Cheap shots and copycat things

Dylan Byers contemplating the Boston Marathon in Politico has a rare moment of self-knowledge (via TenGrain):
We’re standing on the verge of a very important national conversation about something, and we have no idea what it is.
It's that recurrent nightmare where you're about to go on Stephanopoulos and an assistant comes into the green room to tell you McCain can't make it and you look in the mirror and your hair is like totally weird...
Politico staff ID.
[jump]

Former governor Mark Sanford explaining why he was caught trespassing in his ex-wife's house, cited in The Caucus:
Mr. Sanford said Wednesday he had been watching the Super Bowl with his 14-year-old son that night, while Ms. Sanford was out of town. “As a father I didn’t think he should watch it alone,” he said in a statement through his campaign. “It’s an unfortunate reality that divorced couples sometimes have disagreements that spill over into family court.”
It wasn't the violence of the game itself he was worried about as much as the Beyoncé. You don't let a dumbass court order stand in your way when you have to protect your child from dealing with something like that on his own.
Photo by Terry Richardson for GQ.
Lousiana representative Louie Gohmert warning against los terroristitos:
The Tea Party favorite said he feared people entering the country illegally or posing as undocumented Hispanic immigrants could carry out “copycat things.” “We know Al Qaeda has camps on the Mexican border,” he said. “We have people that are trained to act Hispanic when they are radical Islamists.” 
You'd love the Qa'eda camp when they're practicing for their quinceañeras!
Yemeni militants preparing to invade Gohmert's district.
Pervez Musharraf scratching his head. (They don't like me!
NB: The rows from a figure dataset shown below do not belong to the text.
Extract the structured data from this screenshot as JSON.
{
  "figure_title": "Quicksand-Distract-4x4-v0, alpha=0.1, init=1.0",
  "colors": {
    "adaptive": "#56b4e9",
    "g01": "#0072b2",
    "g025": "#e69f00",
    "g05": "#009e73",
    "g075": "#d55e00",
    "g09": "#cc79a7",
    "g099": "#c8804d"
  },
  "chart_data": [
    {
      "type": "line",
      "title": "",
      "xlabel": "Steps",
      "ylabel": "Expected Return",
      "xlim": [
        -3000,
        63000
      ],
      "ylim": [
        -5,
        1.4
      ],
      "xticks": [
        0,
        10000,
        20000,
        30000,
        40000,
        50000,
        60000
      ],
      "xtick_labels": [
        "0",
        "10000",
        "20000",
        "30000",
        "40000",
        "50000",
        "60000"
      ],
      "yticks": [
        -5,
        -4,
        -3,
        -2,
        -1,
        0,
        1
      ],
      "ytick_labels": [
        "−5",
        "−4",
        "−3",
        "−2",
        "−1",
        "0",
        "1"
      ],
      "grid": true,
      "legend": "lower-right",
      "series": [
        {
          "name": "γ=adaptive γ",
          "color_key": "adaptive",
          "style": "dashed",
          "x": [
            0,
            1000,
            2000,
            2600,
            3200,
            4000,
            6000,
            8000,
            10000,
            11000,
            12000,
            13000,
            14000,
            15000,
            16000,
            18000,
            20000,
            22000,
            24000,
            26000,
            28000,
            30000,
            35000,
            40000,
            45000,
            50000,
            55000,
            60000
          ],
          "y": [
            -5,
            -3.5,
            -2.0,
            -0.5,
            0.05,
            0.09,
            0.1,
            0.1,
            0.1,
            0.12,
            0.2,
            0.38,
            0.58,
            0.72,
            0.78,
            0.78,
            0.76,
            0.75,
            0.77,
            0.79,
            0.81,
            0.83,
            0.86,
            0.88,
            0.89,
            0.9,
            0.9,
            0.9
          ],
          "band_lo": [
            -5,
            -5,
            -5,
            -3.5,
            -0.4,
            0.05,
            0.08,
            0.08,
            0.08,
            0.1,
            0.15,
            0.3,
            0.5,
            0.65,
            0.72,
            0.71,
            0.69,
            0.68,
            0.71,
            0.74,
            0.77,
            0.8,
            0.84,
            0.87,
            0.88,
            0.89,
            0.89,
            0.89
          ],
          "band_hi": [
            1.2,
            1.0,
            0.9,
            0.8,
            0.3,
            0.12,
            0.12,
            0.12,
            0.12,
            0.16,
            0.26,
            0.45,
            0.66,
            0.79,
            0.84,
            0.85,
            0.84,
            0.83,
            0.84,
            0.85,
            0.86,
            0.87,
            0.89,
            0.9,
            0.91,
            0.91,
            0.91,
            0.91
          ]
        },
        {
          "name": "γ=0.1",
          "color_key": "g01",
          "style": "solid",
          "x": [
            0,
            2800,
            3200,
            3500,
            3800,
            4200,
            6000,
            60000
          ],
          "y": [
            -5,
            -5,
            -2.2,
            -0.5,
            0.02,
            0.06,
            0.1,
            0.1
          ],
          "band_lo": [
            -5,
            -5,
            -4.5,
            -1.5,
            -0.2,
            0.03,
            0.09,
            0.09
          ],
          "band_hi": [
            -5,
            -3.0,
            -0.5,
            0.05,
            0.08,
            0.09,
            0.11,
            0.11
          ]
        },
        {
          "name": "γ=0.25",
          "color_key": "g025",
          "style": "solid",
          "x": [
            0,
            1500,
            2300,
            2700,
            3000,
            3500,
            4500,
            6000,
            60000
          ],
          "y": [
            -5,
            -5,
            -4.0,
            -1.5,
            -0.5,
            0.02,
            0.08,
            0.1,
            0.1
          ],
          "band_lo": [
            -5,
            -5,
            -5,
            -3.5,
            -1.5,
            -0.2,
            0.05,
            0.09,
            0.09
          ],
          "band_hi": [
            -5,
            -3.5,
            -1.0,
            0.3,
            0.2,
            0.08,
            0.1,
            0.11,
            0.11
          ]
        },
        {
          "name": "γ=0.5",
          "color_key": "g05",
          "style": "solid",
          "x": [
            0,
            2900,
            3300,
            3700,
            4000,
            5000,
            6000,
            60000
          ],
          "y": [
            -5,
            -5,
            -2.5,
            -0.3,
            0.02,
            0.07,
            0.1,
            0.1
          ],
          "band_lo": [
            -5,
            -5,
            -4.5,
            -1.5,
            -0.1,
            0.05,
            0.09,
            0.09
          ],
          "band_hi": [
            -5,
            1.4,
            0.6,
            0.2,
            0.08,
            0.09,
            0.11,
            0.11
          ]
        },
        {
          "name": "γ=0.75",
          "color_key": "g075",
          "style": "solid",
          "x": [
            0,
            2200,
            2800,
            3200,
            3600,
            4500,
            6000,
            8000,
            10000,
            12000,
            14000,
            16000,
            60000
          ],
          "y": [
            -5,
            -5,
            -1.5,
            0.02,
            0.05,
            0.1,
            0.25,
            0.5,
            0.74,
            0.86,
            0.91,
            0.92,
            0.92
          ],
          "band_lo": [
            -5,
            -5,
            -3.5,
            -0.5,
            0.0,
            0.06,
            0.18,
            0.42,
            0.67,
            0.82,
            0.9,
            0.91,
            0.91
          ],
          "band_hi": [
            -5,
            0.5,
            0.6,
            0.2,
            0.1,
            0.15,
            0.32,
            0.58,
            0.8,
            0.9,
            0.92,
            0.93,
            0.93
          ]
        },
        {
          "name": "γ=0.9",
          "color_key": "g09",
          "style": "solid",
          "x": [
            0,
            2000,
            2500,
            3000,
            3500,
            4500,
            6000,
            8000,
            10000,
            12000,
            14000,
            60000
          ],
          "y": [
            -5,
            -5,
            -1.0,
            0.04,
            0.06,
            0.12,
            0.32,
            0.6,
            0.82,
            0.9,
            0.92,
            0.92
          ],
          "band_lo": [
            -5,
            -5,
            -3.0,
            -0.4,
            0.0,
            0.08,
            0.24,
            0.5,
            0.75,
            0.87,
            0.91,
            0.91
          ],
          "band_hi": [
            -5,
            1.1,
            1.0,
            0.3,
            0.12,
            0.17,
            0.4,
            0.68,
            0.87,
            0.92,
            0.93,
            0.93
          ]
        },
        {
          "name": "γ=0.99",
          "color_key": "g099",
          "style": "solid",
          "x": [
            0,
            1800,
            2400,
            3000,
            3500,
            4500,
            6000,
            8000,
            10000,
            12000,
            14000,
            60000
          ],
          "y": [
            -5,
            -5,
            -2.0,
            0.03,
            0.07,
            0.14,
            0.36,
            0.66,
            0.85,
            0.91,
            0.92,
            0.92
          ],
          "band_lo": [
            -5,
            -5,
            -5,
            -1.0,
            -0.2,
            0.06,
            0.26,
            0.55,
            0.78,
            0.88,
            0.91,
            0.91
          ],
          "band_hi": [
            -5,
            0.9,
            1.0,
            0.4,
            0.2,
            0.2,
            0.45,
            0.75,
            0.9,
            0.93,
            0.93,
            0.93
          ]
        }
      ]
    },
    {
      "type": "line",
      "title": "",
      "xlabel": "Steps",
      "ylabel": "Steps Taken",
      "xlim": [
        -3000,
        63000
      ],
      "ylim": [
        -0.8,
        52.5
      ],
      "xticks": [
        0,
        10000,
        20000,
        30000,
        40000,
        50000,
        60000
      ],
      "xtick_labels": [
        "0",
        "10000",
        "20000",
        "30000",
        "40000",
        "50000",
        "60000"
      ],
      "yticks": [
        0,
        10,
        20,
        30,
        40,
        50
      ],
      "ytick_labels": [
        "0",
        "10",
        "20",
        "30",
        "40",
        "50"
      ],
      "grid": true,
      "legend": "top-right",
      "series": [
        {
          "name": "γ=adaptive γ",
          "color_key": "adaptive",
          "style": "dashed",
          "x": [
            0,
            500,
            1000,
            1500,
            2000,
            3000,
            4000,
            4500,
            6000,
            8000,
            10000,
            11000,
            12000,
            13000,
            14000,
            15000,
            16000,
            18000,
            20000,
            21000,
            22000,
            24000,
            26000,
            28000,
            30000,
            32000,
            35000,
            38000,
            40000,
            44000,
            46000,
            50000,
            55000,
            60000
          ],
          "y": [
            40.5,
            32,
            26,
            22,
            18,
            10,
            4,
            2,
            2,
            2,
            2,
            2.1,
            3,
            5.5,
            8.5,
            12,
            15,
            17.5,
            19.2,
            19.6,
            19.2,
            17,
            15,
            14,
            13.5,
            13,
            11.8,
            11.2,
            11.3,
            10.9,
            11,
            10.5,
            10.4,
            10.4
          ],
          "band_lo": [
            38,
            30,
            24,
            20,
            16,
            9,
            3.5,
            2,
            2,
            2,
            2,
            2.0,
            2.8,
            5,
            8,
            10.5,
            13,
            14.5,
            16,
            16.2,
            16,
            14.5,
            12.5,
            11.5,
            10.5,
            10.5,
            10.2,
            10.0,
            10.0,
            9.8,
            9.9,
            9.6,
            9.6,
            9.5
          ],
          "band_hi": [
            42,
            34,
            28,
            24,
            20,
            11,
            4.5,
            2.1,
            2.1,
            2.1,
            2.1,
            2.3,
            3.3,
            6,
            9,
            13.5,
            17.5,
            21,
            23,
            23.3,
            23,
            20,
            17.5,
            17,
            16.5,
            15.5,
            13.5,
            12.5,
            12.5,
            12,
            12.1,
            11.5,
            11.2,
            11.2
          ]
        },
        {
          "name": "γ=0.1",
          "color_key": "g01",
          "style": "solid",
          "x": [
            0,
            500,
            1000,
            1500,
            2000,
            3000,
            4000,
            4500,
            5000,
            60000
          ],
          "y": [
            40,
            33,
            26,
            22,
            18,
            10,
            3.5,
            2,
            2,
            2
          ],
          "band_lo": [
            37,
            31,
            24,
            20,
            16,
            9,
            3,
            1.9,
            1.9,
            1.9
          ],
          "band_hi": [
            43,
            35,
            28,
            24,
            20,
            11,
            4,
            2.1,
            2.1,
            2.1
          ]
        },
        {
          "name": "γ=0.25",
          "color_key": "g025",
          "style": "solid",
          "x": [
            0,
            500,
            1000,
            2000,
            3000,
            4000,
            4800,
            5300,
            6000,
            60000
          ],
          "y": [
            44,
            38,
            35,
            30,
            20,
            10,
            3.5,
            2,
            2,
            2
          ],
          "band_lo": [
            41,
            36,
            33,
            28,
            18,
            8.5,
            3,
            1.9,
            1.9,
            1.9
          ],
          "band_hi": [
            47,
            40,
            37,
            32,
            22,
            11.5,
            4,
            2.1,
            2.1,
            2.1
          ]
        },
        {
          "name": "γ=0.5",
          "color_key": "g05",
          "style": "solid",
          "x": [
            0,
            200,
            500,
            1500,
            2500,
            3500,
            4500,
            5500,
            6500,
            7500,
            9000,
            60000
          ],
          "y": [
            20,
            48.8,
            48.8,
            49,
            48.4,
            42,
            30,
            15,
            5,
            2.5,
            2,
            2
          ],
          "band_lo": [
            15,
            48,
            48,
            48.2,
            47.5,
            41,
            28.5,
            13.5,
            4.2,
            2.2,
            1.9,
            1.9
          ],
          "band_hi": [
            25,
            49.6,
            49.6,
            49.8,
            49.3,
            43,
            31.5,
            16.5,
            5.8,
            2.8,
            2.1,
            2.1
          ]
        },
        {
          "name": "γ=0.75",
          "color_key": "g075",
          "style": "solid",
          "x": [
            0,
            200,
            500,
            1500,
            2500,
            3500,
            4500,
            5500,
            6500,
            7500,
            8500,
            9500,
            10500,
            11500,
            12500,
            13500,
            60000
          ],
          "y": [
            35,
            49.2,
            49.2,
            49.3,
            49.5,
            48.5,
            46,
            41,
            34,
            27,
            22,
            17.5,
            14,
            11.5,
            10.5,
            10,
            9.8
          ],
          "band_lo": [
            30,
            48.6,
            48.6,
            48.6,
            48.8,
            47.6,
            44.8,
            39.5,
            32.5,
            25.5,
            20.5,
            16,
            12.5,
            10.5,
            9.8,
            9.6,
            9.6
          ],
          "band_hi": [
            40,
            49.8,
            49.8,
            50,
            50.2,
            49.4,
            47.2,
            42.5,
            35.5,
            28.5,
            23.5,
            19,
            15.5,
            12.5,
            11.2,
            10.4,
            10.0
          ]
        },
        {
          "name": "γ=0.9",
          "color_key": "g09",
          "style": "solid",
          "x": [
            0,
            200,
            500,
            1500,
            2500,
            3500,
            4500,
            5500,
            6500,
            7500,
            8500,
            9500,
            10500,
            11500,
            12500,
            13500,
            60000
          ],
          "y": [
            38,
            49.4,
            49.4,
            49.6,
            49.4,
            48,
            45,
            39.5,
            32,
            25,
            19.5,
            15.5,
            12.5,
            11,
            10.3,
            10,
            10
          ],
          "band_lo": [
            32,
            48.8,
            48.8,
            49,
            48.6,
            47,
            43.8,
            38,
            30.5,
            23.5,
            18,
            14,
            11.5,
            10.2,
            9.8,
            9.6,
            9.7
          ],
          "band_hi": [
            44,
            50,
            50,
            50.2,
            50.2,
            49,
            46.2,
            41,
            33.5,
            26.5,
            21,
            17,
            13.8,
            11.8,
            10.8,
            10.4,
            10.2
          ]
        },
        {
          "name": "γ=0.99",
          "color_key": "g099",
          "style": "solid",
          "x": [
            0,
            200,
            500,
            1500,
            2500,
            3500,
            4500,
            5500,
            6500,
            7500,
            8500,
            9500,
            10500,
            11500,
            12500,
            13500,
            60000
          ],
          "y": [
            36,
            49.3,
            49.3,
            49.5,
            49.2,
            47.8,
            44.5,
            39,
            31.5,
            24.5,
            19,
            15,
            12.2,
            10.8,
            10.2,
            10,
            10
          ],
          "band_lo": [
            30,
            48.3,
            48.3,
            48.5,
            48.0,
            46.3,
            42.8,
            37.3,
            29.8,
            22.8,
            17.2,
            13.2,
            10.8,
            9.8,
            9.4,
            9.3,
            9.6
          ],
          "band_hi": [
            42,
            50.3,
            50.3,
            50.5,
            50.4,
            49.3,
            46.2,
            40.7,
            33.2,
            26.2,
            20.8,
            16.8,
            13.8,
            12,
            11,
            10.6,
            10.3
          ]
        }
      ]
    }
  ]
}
They really don't like me!)

Under the Occasional Triumphs of Justice and Second Time as Farce rubrics, Pakistani ex-president Pervez Musharraf was apparently quite astonished when the high court judge in Islamabad refused to extend his bail—I'm not quite sure for which particular case, there are more than one treason charge, conspiracy to commit murder, and various odds and ends—and proposed to put him under arrest right there in the courtroom, like a—gracious, like a common criminal I suppose. After all, he'd come back to "take the country out of darkness"!

So, with that cool decisiveness that made him such an effective ruler back in the day, he looked around, assessed his chances, and ran off down the hall, outdoors, and to the fleet of black lux trucks that would whisk him away to his nearby estate where, as he is so difficult to put under arrest, the authorities have declared the villa a "sub-jail", effectively putting arrest, as it were, over him.
What the well-dressed military dictator is running away in this season, a simple blazer and no tie. I think the color of the trousers is regrettable, though. 
There he languishes, complaining that the judge's decision is "seemingly motivated by personal vendettas". I like that plural. Around 180 million vendettas, I'd guess.

New York Times correcting:

An article on Thursday about Caroline Shaw, who won the Pulitzer Prize for music this week, referred incorrectly to a vocal technique explored by a group she has sung with, Roomful of Teeth. It is Tuvan throat singing — a tradition of the Tuvan people of Siberia — not “tooth and throat” singing.